Freshly isolated murine tumor specimens were minced with sterile razor blades, digested with 0.5% trypsin for 15 minutes at 37°C, resuspended in DMEM and 15% fetal bovine serum (FBS), and seeded in 10 cm dishes. All genetic analyses were performed on cells cultivated for less than 7 passages. Each primary cancer cell culture was then sorted by flow cytometry and seeded at a single cell per well, into 96-well tissue-culture plates, to establish clonal cell lines. About 18 to 50 clonal cell lines were obtained from each original primary cancer cell line.

Immunoblot analysis

Tissues or cell pellets were lysed in 20 mM Tris (pH 7.5), 150 mM NaCl, 1mM EDTA, 1mM EGTA, and 1% Triton X-100 in the presence of a protease inhibitor cocktail (Roche, Indianapolis, IN) or and a phosphatase inhibitor cocktail (kits I and II, Calbiochem). Immunoblotting was performed as described previously [31, 32] and as in the Supplementary Methods.

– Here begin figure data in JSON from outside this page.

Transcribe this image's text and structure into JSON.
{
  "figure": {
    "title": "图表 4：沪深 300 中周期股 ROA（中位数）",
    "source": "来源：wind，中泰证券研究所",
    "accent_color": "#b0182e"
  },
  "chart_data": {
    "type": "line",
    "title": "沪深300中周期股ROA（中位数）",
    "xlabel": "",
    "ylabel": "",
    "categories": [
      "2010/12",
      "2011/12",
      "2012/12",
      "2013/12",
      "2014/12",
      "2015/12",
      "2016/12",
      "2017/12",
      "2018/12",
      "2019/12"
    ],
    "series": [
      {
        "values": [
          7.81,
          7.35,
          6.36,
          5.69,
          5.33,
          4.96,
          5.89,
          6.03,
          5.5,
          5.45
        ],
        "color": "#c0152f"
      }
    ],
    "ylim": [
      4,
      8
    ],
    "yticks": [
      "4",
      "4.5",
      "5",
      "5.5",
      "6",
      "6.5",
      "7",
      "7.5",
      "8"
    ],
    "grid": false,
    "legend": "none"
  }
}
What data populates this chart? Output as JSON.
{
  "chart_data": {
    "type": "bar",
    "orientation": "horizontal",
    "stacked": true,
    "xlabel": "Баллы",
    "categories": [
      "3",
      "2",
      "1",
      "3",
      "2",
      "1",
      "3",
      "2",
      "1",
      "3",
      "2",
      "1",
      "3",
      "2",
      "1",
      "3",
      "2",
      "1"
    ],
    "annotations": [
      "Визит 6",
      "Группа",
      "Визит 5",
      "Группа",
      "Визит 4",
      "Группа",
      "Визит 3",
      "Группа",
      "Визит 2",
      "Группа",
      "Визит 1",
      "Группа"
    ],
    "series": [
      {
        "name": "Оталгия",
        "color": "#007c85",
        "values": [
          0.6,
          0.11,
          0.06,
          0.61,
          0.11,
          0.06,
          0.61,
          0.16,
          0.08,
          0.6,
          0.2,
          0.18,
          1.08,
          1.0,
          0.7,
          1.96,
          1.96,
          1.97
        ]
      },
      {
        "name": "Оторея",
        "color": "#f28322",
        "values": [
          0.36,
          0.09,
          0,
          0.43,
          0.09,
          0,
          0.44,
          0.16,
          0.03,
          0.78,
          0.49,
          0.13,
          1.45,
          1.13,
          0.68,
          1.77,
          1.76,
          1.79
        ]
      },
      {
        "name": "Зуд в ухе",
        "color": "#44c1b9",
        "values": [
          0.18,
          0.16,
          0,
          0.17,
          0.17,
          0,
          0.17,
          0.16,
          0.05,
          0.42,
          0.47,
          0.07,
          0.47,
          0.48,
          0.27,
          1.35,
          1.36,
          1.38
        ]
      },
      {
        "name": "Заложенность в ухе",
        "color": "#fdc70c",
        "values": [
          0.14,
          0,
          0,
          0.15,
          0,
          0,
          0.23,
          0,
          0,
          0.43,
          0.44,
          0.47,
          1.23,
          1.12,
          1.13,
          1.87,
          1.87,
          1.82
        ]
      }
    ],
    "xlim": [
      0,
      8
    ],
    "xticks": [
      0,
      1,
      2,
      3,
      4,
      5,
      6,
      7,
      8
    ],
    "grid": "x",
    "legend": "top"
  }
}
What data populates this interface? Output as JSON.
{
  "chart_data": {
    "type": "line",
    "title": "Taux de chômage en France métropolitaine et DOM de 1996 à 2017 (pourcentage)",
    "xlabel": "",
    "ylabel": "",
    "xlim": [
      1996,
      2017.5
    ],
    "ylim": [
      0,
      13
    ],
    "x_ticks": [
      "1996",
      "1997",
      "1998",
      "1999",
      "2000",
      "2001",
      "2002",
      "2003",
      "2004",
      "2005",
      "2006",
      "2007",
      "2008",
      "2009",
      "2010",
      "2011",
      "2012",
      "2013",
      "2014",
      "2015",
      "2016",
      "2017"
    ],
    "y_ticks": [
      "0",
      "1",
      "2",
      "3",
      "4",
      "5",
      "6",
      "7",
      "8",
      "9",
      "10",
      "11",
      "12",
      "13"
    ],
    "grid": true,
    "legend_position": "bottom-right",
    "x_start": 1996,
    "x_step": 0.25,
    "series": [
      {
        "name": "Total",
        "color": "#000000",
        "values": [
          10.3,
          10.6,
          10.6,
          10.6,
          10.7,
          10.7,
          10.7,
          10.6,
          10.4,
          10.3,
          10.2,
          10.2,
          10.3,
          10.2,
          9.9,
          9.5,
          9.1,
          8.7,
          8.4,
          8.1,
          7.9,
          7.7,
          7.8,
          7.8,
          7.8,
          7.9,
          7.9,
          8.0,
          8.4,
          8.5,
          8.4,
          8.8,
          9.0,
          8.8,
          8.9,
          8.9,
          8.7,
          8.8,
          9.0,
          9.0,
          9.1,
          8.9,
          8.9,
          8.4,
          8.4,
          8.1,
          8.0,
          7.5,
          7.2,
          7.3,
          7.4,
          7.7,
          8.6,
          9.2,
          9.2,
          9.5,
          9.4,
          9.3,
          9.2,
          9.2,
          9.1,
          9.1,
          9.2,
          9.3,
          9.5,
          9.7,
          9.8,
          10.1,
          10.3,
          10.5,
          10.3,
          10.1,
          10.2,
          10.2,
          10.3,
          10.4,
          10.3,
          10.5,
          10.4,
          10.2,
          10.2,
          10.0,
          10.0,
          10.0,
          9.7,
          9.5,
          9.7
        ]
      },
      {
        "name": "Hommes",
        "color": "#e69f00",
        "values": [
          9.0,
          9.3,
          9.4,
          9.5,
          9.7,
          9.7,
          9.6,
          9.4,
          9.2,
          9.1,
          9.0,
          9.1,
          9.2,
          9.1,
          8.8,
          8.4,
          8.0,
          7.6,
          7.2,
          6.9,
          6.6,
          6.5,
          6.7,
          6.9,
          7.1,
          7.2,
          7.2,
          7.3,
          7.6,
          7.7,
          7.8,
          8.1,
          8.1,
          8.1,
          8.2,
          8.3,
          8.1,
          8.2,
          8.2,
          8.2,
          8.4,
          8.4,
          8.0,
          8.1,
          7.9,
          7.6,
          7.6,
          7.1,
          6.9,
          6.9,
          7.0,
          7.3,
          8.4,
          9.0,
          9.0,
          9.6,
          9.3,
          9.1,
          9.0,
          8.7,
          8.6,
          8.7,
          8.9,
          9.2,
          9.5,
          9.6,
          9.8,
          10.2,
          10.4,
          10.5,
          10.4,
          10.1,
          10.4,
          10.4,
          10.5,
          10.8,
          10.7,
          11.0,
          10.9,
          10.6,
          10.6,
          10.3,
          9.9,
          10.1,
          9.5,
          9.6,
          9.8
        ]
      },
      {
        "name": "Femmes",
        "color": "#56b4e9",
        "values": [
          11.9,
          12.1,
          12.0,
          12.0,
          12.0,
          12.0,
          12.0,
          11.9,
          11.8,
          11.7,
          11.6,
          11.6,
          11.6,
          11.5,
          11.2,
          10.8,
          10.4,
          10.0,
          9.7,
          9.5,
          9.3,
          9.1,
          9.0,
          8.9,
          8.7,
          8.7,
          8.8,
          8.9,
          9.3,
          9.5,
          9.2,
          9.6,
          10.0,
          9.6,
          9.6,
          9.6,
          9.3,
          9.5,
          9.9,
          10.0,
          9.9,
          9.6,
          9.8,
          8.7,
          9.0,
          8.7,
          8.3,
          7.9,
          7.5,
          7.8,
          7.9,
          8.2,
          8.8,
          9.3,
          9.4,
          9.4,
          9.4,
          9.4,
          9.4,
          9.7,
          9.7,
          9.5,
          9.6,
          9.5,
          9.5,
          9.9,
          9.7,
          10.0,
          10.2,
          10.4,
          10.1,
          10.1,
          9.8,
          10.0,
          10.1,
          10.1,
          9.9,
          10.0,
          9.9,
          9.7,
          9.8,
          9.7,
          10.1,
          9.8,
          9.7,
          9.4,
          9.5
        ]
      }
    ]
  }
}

Colony formation, MTT, and migration assays

These assays were performed with standard protocols and briefly described in the Supplementary Methods. All experiments were performed in triplicate and repeated at least 3 times.

SNP analyses of human cancer cell lines

Twenty-nine human cancer cell lines were used, and segregated into those arising from primary carcinomas (BxPc3, MiaPaCa-2, Panc-1, PK9, PL-1, PL-5, PL-9, PL-11, PL-13, PL-19, PL20, PL21, PL22, PL23, PL24, XPA1, XPA2, XPA3, and A13A/B) or from pancreatic cancer metastases (AsPc1, CAPAN1, CFPAC1, Hs766T, PK-8, Su86.86, A6L, A2.1, A13D, and A10.7) [33, 34]. The allelotypes of 24 of these cell lines were described previously [33], whereas those of cell lines A13A/B, A6L, A2.1, A13D and A10.7 were generated for this study. The genotypes of 115,353 SNPs were analyzed in all cell lines using Affymetrix oligonucleotide arrays hybridized to reduced complexity genomic DNA as previously described [35]. Genotypes were determined by the GeneChip® DNA Analysis Software Tool (GDAST, v3.0) using a 0.05 quality score setting genotypes were plotted with respect to their genomic position listed in the May 2004 assembly of the human genome and briefly described in the Supplementary Method.

Statistical analysis

Results were presented as the mean ± SD. the Student t test was used to compare data between groups and the χ2 method was used to compare the frequency of allelic loss among cell lines. P values less than 0.05 were considered to be statistically significant.